In 2017, an OECD international student assessment report found around 20% of 15-year-olds in Australia do not have basic financial literacy.
This was further compounded by a national survey of parents with kids between the ages of 8-17 years which revealed 43% of parents believe their children don’t learn enough about money at school.
To help turn the tables, the Federal Government invited the states and territories to participate in a new agreement that will support the expansion of the MoneySmart program in schools for a further four years.
In March, ten schools – including St Bernard's Primary School in NSW, Pomonal Primary School in Victoria and Ashdale Primary School in WA – began financial literacy projects as part of this program to teach students how to manage money.
In another push to encourage the teaching of financial literacy, a new $15,000 scholarship was announced this week by First State Super, which has over 180,000 members working in the education sector.
The NSW Premier’s First State Super Financial Capability and Literacy Scholarship is open to primary school teachers and those specialising in mathematics, commerce, business studies, economics, business and public administration, or related fields, in NSW secondary schools and TAFE NSW campuses.
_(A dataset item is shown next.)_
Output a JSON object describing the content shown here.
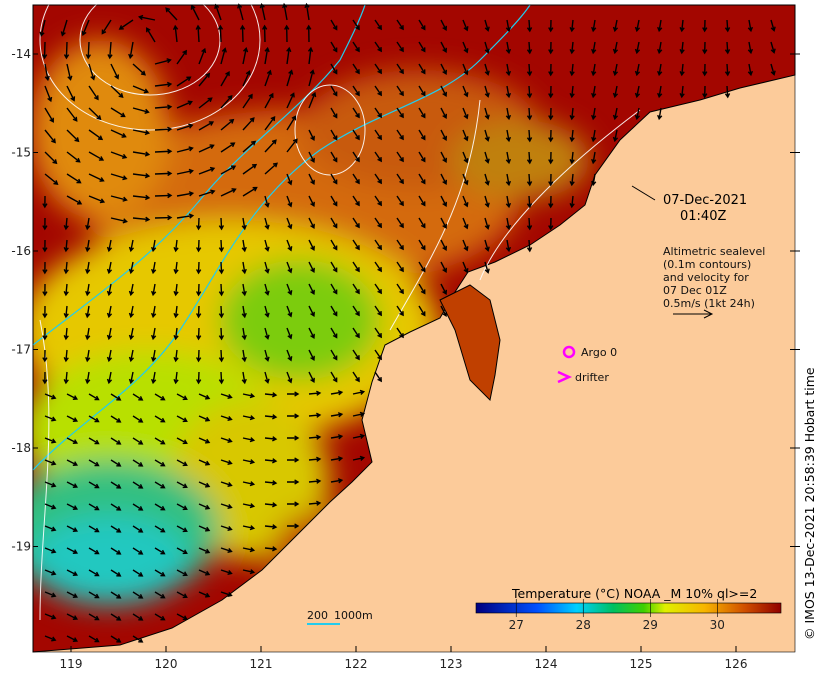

“Teaching children and students about how to manage their money is vitally important in knowing how to make the most of their finances as adults,” First State Super CEO, Deanne Stewart, said.
Europe, the USA, and Canada are just some of the locations the recipients of the scholarship, have visited as part of their professional development in teaching financial literacy.
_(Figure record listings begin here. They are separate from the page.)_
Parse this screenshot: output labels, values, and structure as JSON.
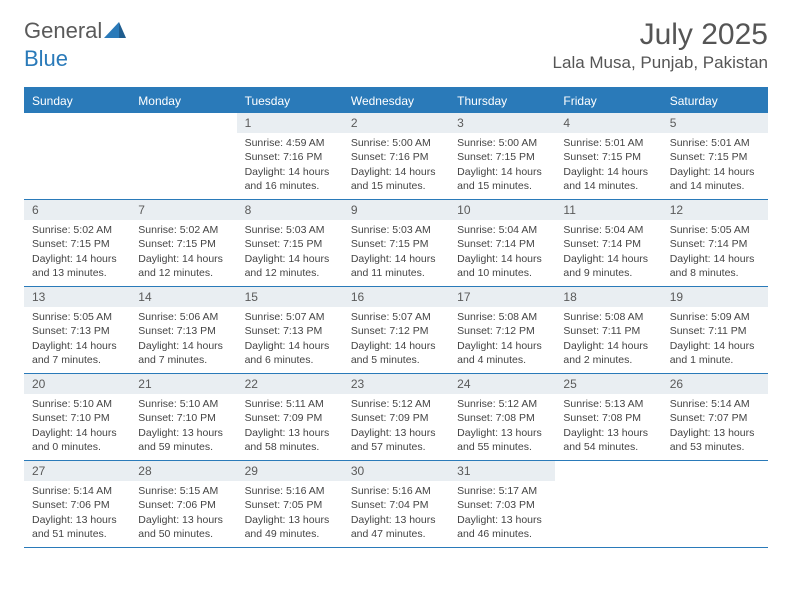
{
  "brand": {
    "word1": "General",
    "word2": "Blue"
  },
  "title": {
    "month": "July 2025",
    "location": "Lala Musa, Punjab, Pakistan"
  },
  "colors": {
    "accent": "#2a7ab9",
    "headerText": "#555555",
    "dayHeaderBg": "#e9eef2",
    "background": "#ffffff",
    "text": "#444444"
  },
  "weekdays": [
    "Sunday",
    "Monday",
    "Tuesday",
    "Wednesday",
    "Thursday",
    "Friday",
    "Saturday"
  ],
  "weeks": [
    [
      null,
      null,
      {
        "n": "1",
        "sr": "Sunrise: 4:59 AM",
        "ss": "Sunset: 7:16 PM",
        "d1": "Daylight: 14 hours",
        "d2": "and 16 minutes."
      },
      {
        "n": "2",
        "sr": "Sunrise: 5:00 AM",
        "ss": "Sunset: 7:16 PM",
        "d1": "Daylight: 14 hours",
        "d2": "and 15 minutes."
      },
      {
        "n": "3",
        "sr": "Sunrise: 5:00 AM",
        "ss": "Sunset: 7:15 PM",
        "d1": "Daylight: 14 hours",
        "d2": "and 15 minutes."
      },
      {
        "n": "4",
        "sr": "Sunrise: 5:01 AM",
        "ss": "Sunset: 7:15 PM",
        "d1": "Daylight: 14 hours",
        "d2": "and 14 minutes."
      },
      {
        "n": "5",
        "sr": "Sunrise: 5:01 AM",
        "ss": "Sunset: 7:15 PM",
        "d1": "Daylight: 14 hours",
        "d2": "and 14 minutes."
      }
    ],
    [
      {
        "n": "6",
        "sr": "Sunrise: 5:02 AM",
        "ss": "Sunset: 7:15 PM",
        "d1": "Daylight: 14 hours",
        "d2": "and 13 minutes."
      },
      {
        "n": "7",
        "sr": "Sunrise: 5:02 AM",
        "ss": "Sunset: 7:15 PM",
        "d1": "Daylight: 14 hours",
        "d2": "and 12 minutes."
      },
      {
        "n": "8",
        "sr": "Sunrise: 5:03 AM",
        "ss": "Sunset: 7:15 PM",
        "d1": "Daylight: 14 hours",
        "d2": "and 12 minutes."
      },
      {
        "n": "9",
        "sr": "Sunrise: 5:03 AM",
        "ss": "Sunset: 7:15 PM",
        "d1": "Daylight: 14 hours",
        "d2": "and 11 minutes."
      },
      {
        "n": "10",
        "sr": "Sunrise: 5:04 AM",
        "ss": "Sunset: 7:14 PM",
        "d1": "Daylight: 14 hours",
        "d2": "and 10 minutes."
      },
      {
        "n": "11",
        "sr": "Sunrise: 5:04 AM",
        "ss": "Sunset: 7:14 PM",
        "d1": "Daylight: 14 hours",
        "d2": "and 9 minutes."
      },
      {
        "n": "12",
        "sr": "Sunrise: 5:05 AM",
        "ss": "Sunset: 7:14 PM",
        "d1": "Daylight: 14 hours",
        "d2": "and 8 minutes."
      }
    ],
    [
      {
        "n": "13",
        "sr": "Sunrise: 5:05 AM",
        "ss": "Sunset: 7:13 PM",
        "d1": "Daylight: 14 hours",
        "d2": "and 7 minutes."
      },
      {
        "n": "14",
        "sr": "Sunrise: 5:06 AM",
        "ss": "Sunset: 7:13 PM",
        "d1": "Daylight: 14 hours",
        "d2": "and 7 minutes."
      },
      {
        "n": "15",
        "sr": "Sunrise: 5:07 AM",
        "ss": "Sunset: 7:13 PM",
        "d1": "Daylight: 14 hours",
        "d2": "and 6 minutes."
      },
      {
        "n": "16",
        "sr": "Sunrise: 5:07 AM",
        "ss": "Sunset: 7:12 PM",
        "d1": "Daylight: 14 hours",
        "d2": "and 5 minutes."
      },
      {
        "n": "17",
        "sr": "Sunrise: 5:08 AM",
        "ss": "Sunset: 7:12 PM",
        "d1": "Daylight: 14 hours",
        "d2": "and 4 minutes."
      },
      {
        "n": "18",
        "sr": "Sunrise: 5:08 AM",
        "ss": "Sunset: 7:11 PM",
        "d1": "Daylight: 14 hours",
        "d2": "and 2 minutes."
      },
      {
        "n": "19",
        "sr": "Sunrise: 5:09 AM",
        "ss": "Sunset: 7:11 PM",
        "d1": "Daylight: 14 hours",
        "d2": "and 1 minute."
      }
    ],
    [
      {
        "n": "20",
        "sr": "Sunrise: 5:10 AM",
        "ss": "Sunset: 7:10 PM",
        "d1": "Daylight: 14 hours",
        "d2": "and 0 minutes."
      },
      {
        "n": "21",
        "sr": "Sunrise: 5:10 AM",
        "ss": "Sunset: 7:10 PM",
        "d1": "Daylight: 13 hours",
        "d2": "and 59 minutes."
      },
      {
        "n": "22",
        "sr": "Sunrise: 5:11 AM",
        "ss": "Sunset: 7:09 PM",
        "d1": "Daylight: 13 hours",
        "d2": "and 58 minutes."
      },
      {
        "n": "23",
        "sr": "Sunrise: 5:12 AM",
        "ss": "Sunset: 7:09 PM",
        "d1": "Daylight: 13 hours",
        "d2": "and 57 minutes."
      },
      {
        "n": "24",
        "sr": "Sunrise: 5:12 AM",
        "ss": "Sunset: 7:08 PM",
        "d1": "Daylight: 13 hours",
        "d2": "and 55 minutes."
      },
      {
        "n": "25",
        "sr": "Sunrise: 5:13 AM",
        "ss": "Sunset: 7:08 PM",
        "d1": "Daylight: 13 hours",
        "d2": "and 54 minutes."
      },
      {
        "n": "26",
        "sr": "Sunrise: 5:14 AM",
        "ss": "Sunset: 7:07 PM",
        "d1": "Daylight: 13 hours",
        "d2": "and 53 minutes."
      }
    ],
    [
      {
        "n": "27",
        "sr": "Sunrise: 5:14 AM",
        "ss": "Sunset: 7:06 PM",
        "d1": "Daylight: 13 hours",
        "d2": "and 51 minutes."
      },
      {
        "n": "28",
        "sr": "Sunrise: 5:15 AM",
        "ss": "Sunset: 7:06 PM",
        "d1": "Daylight: 13 hours",
        "d2": "and 50 minutes."
      },
      {
        "n": "29",
        "sr": "Sunrise: 5:16 AM",
        "ss": "Sunset: 7:05 PM",
        "d1": "Daylight: 13 hours",
        "d2": "and 49 minutes."
      },
      {
        "n": "30",
        "sr": "Sunrise: 5:16 AM",
        "ss": "Sunset: 7:04 PM",
        "d1": "Daylight: 13 hours",
        "d2": "and 47 minutes."
      },
      {
        "n": "31",
        "sr": "Sunrise: 5:17 AM",
        "ss": "Sunset: 7:03 PM",
        "d1": "Daylight: 13 hours",
        "d2": "and 46 minutes."
      },
      null,
      null
    ]
  ]
}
Recipient of the 2018 scholarship, Cassie Portelli, head teacher of Maths at the Hunter School of Performing Arts, described the experience of being able to travel; to speak with other teachers and to attend global international events as being transformative.
“I feel like I can make a difference around financial capability because of this amazing chance to learn and grow,” Portelli said.
“The Scholarship enabled me to visit schools, conferences and major financial events to learn what has been successful in helping children achieve financial literacy and capability.”
Portelli said that in returning to the classroom, she has been able to put these ideas into practice and as well have been able to share her experience with other teachers and professional associations.
Nicola Chaffey, assistant principal at Narranga Public School, and recipient of the scholarship in 2017, said it was “wonderful” to visit classrooms around the world where financial literacy is being taught.
“I learnt so much from other educators and was able to bring the ideas back to share in Australia. The scholarship has given me opportunities that I would only have dreamt of,” Chaffey said.
“I highly encourage teachers, from all sectors, to apply for the scholarship.”